Cegueira

Há quem diga que a cegueira é o destino que espera por todos nós. De alguma maneira, já somos cegos. Se olharmos para a imensidão do un...


Há quem diga que a cegueira é o destino que espera por todos nós. De alguma maneira, já somos cegos. Se olharmos para a imensidão do universo o que podemos enxergar? Quase nada. Diante do espaço infinito tudo que vemos é uma pequena parte. Pobre de quem aposta no poder do olhar para conhecer as pessoas e a realidade. As pessoas são mais complexas que o universo diante de nós. Cada uma é um mundo desconhecido e, se queremos desvendá-lo, sofremos mais do Édipo diante da esfinge. Se nosso olhar existe para nos dar acesso ao mundo, curiosamente, parece ocultar o mesmo de nós. É curioso, mas o olho, às vezes, atrapalha a enxergar. Vou ilustrar essa afirmação com uma história real.

Certa vez, fui procurado por um senhor que havia ficado cego após a velhice. Ele, no entanto, disse-me que não sofria com isso. Pelo contrário, afirmou que somente agora enxergava o que nunca vira antes, como por exemplo a bondade de sua esposa e de seus filhos. Durante a conversa comentou comigo: "olha moço, bebi a vida inteira. Transformei em desgraça a vida de minha família. Nunca vi a extensão do sofrimento que causei em todos da minha casa. Agora, acometido por uma enfermidade, acabei perdendo a visão. Precisei perder a visão para começar a enxergar". Após ouvi-lo lembrei-me da história de S. Paulo no caminho para Damasco quando ele também ficou cego por alguns dias. Em certos momentos, é preciso ficar cego para enxergar um mundo totalmente novo. Os discípulos de Emaús, também padeciam de uma cegueira que só foi curada quando Jesus partiu o pão na hora da ceia.

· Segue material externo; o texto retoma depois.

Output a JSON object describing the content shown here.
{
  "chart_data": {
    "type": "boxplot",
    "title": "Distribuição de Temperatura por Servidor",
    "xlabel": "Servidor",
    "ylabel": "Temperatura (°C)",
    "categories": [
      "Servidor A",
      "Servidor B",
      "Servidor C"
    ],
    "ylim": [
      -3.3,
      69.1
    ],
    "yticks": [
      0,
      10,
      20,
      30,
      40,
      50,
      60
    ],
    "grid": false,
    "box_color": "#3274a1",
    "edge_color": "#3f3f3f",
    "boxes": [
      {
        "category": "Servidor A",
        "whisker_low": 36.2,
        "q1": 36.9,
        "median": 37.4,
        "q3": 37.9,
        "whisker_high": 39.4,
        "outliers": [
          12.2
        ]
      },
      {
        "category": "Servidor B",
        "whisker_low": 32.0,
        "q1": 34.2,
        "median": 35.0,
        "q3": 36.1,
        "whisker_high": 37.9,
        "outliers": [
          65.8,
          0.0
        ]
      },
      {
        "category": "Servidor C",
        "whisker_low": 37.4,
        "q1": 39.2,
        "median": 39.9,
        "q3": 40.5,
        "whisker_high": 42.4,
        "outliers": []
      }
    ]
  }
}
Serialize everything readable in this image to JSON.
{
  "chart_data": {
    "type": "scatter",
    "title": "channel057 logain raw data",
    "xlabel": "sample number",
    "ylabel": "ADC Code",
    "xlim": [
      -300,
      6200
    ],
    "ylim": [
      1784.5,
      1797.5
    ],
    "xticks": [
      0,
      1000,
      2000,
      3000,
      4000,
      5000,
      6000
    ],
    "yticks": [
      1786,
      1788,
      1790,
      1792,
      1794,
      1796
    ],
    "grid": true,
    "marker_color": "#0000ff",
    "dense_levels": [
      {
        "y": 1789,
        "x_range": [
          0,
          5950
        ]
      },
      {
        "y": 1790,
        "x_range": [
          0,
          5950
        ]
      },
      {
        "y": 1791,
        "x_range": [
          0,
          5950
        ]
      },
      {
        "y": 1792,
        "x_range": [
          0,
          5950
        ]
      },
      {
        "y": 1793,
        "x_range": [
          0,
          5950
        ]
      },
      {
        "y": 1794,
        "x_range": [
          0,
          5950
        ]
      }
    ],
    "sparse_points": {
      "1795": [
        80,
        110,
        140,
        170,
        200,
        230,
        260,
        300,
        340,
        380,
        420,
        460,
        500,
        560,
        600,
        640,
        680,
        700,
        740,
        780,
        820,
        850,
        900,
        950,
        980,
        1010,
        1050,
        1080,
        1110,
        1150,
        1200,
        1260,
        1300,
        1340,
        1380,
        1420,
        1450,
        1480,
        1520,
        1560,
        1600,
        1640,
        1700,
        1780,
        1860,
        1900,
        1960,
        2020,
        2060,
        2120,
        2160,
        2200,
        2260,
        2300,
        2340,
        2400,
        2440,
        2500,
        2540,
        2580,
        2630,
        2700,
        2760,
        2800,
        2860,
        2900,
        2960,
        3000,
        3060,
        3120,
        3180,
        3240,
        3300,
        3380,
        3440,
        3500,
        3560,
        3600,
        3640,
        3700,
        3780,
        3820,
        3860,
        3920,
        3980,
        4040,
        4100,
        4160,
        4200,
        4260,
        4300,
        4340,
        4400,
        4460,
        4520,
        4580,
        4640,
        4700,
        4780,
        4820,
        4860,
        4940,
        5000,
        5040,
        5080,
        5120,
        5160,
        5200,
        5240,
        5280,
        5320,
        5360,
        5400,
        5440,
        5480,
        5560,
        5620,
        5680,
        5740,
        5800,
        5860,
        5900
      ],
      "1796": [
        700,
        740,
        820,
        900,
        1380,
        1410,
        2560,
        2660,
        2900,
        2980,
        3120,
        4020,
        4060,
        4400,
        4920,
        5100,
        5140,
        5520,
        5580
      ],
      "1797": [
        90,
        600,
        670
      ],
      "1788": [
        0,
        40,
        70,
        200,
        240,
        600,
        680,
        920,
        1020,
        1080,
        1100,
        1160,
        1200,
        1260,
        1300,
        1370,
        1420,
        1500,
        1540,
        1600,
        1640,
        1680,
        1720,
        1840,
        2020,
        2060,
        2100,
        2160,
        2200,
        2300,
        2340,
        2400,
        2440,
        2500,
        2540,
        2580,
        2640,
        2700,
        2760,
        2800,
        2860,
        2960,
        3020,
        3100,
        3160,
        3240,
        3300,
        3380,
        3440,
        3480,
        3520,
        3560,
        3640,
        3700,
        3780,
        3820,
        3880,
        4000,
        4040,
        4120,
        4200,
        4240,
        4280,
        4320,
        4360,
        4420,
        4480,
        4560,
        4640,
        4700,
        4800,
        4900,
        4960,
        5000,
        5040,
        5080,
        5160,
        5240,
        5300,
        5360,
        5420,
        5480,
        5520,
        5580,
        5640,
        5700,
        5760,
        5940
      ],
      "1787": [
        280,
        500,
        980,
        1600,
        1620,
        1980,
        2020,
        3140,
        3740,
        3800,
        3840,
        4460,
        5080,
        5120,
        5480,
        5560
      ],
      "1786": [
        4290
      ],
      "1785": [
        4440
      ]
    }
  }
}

A mitologia grega mostra-nos algumas histórias de cegueiras muito interessantes. Uma delas é a cegueira de Tirésias que perdeu a visão por ter surpreendido nua, a deusa Minerva. Ouvindo as queixas de Cáriclo, sua mãe, a deusa concedeu-lhe, entretanto, o dom da adivinhação. Tirésias conservou esse dom de enxergar para além das aparências até depois da morte. Foi ele quem ensinou a Ulisses o melhor caminho para Ítaca. Revelou, também, para Édipo seu incesto involuntário. Tirésias perdeu a primeira visão e ganhou uma segunda infinitamente melhor. Por isso seu castigo acabou sendo uma bênção.

Ao saber de sua tragédia, de ter se casado sem saber com a própria mãe, Édipo furou os próprios olhos. A lição nesse caso parece clara. É melhor ser cego do que ver a própria desgraça. No caso da mitologia, a desgraça alheia, também provoca cegueira. É o caso da Medusa. Castigada também por Minerva que não tolerava concorrência com sua beleza, Medusa passou por uma grande mudança. Seus lindos cabelos transformaram-se em serpentes. Qualquer pessoa ou animal, que a encarasse, era imediatamente transformado em estátua de pedra. Apenas Perseu conseguiu enganá-la, pois aproximou-se dela olhando apenas sua imagem refletida no brilho de seu escudo. Assim, sem fitá-la diretamente conseguiu cortar sua cabeça. A cabeça da Medusa que antes poderia matá-lo após ter sido cortada acabou transformando-se em sua aliada. No caso de uma guerra, bastava que ela fosse exibida para os adversários que todos eles se petrificavam, imediatamente.

Não existe nada mais bonito e mais necessário que nossos olhos. Mas, podemos ser traídos por eles. Na convivência social é importante ter o olhar do cego Tirésias. É preciso ver além das aparências. Como dizia o Pequeno Príncipe, "o essencial é invisível aos olhos".